Türkiye’nin kredi risk primi; 5 yıllık CDS değeri 657 oldu. Altı ay önce bu değer 392’ydi. Yani yarım yılda hızla tırmanan risk primiyle karşı karşıyayız. Peki, bu ne anlama geliyor? Borçlanmanın faiz üzerinden artışı… Bir bakıma yasal tefecilik bu... Nitekim sonuçları yasadışı tefecilikle örtüşüyor.
Devletler, borç zaafındaki ülkelere karşı tefecilik yapar mı? Elbette… LİBOR denen uluslararası kabul görmüş faiz oranının üzerine, ülkenin risk primlerini (CDS) ilave eder ve borçlanma faizini belirlerler. Misal Türkiye’nin risk primleri ortalama 400’lerde seyrederken LİBOR %1 idi.
Tefeci boyutundaki borçlanma faizimiz pratikte şöyle hesaplanıyordu; (CDS/100+Libor) 400’den gelen 4 puan ve Libordan gelen 1 puan ile % 5 baz faiz belirleniyor, üzerine komisyon, jeopolitik gibi ilavelerle dolar bazında %6-7’lik maliyet şekilleniyor.
KREDİ BORCUN KURUMSAL HALİDİR
Kredi; borcun kurumsal halidir. Banka benzeri kurumların verdiği borcun adıdır kredi… Bir insan hayatındaki borç; eksik ve gedik kapama aracı olabilir. Fakat söz konusu şirket ise borç, ya genişlemeye, yenilenmeye ya da varlığını sürdürmeye dair olan ihtiyaçtır.
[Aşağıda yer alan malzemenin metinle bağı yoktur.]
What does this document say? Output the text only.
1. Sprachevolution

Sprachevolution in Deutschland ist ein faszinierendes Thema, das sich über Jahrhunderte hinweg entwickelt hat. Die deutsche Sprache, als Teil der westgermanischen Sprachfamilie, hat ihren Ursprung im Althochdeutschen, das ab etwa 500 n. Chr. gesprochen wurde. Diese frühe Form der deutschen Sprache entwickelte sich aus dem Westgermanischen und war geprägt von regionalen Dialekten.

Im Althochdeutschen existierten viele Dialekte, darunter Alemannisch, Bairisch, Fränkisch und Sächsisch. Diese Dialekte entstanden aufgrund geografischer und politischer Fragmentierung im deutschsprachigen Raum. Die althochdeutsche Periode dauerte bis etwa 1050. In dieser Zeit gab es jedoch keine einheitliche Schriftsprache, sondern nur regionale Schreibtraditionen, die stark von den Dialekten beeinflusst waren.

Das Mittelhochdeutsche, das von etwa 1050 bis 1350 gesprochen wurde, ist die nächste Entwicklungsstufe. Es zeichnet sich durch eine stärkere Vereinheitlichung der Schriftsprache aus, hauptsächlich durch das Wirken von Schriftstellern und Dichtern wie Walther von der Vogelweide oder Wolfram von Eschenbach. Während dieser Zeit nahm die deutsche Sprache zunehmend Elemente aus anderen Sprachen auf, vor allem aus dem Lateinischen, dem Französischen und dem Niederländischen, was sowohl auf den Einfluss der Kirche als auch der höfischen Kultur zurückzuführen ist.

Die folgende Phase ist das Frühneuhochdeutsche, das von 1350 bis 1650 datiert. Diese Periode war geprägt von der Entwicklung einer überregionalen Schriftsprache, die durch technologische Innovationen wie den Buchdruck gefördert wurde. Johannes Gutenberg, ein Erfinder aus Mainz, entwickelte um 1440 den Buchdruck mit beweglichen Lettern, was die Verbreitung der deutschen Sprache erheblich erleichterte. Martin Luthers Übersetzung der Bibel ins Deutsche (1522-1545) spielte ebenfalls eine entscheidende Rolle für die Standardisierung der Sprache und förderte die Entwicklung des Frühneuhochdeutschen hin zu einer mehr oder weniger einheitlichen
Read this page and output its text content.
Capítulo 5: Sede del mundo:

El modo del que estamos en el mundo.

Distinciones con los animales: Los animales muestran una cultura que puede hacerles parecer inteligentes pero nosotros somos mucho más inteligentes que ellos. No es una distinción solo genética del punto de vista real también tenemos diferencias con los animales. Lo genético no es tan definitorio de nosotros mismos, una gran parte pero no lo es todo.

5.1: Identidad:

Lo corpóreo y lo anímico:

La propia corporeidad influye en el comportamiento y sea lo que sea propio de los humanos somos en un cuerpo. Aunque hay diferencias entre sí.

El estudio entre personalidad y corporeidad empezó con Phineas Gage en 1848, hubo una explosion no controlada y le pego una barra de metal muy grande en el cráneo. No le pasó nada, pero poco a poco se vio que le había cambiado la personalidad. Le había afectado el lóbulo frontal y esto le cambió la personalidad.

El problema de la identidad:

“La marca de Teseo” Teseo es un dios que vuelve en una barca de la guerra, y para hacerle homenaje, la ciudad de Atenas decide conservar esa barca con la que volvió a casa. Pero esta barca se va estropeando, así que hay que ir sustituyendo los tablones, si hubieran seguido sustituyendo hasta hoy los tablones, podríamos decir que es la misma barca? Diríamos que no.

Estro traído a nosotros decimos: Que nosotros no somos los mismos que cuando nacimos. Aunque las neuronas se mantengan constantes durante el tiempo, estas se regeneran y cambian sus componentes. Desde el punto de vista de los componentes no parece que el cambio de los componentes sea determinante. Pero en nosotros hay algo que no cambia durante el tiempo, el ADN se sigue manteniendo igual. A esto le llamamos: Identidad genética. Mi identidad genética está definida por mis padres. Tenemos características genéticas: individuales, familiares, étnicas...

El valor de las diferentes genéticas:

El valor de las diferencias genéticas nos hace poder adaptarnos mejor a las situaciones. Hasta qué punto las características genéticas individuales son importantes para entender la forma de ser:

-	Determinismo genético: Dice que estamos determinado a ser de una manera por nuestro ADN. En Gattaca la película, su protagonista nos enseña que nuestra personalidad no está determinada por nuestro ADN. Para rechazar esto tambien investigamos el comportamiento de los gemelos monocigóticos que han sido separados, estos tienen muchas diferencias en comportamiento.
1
Borç, faiz ve zamandan beslenir. Eğer faiz sıfır ise, buna ödünç para deriz. Geri almamak üzere verilen paraya borç değil; hibe deriz. Zaman; faiz oranının ne kadar süre için işleyeceğini belirler. Zaten faiz, zaman üzerinden borcun maliyetini tanımlar.
İKİ SORU İKİ CEVAP
Enflasyon yüksek iken kredi çekilerek ev alınır mı?
Elbette alınır. Burada iki sorun vardır; 1-krediye ulaşabilmek, 2-kredi taksitlerini geri ödeme kabiliyeti… Eğer 2 milyonluk kredinin 10 yıllık vadede aylık ödemesi 28 bin lira ise bir eve giren iki asgari ücretle, geri ödenemez.
Kredi çekilerek borsaya girilir mi?
Borsa, enflasyonist dönemlerde bir kaçış limanı olabilir. Birikim sahibi kendini borsada enflasyondan korumayı deneyebilir. Ancak kredi çekerek borsaya girenin üstleneceği riskler, daha farklı hesaplanmalıdır. Alternatif getiri üzerinden yapılacak hesaplar tutmayabilir. Bu bir bakıma borç para alarak spor toto kolonu doldurmaya benzetilebilir.
NOT
ATEŞ DENİZİNİ MUMDAN KAYIKLARLA GEÇMEK
Borç sağanağı; “ödeme sıkıntısı ya da tüketim histerisi içindeki ülke, kurum veya kişilerin, ödünç kaynaklara sıkça başvurmasını” anlatır. Ödeme vakti geldiğinde, bunu yeniden borçlanarak yapmaya “borç yüzdürme” denir.
Böylesi haller, krizden bir önceki durak iklimidir. Büyük ihtimalle borç yüzdürme, nihayetinde kriz kıyılarına varacaktır. Zaten kıyı, denizin pes ettiği yerdir ve ödenecek bedel, Kriz jargonuyla gelişecektir.
Eğer borcunla, onu yüzdürerek baş etmek niyetinde isen şu şiiri hatırla; “Hayatımın çok uzaklarına açıldım, el sallamıyor, resmen boğuluyorum.”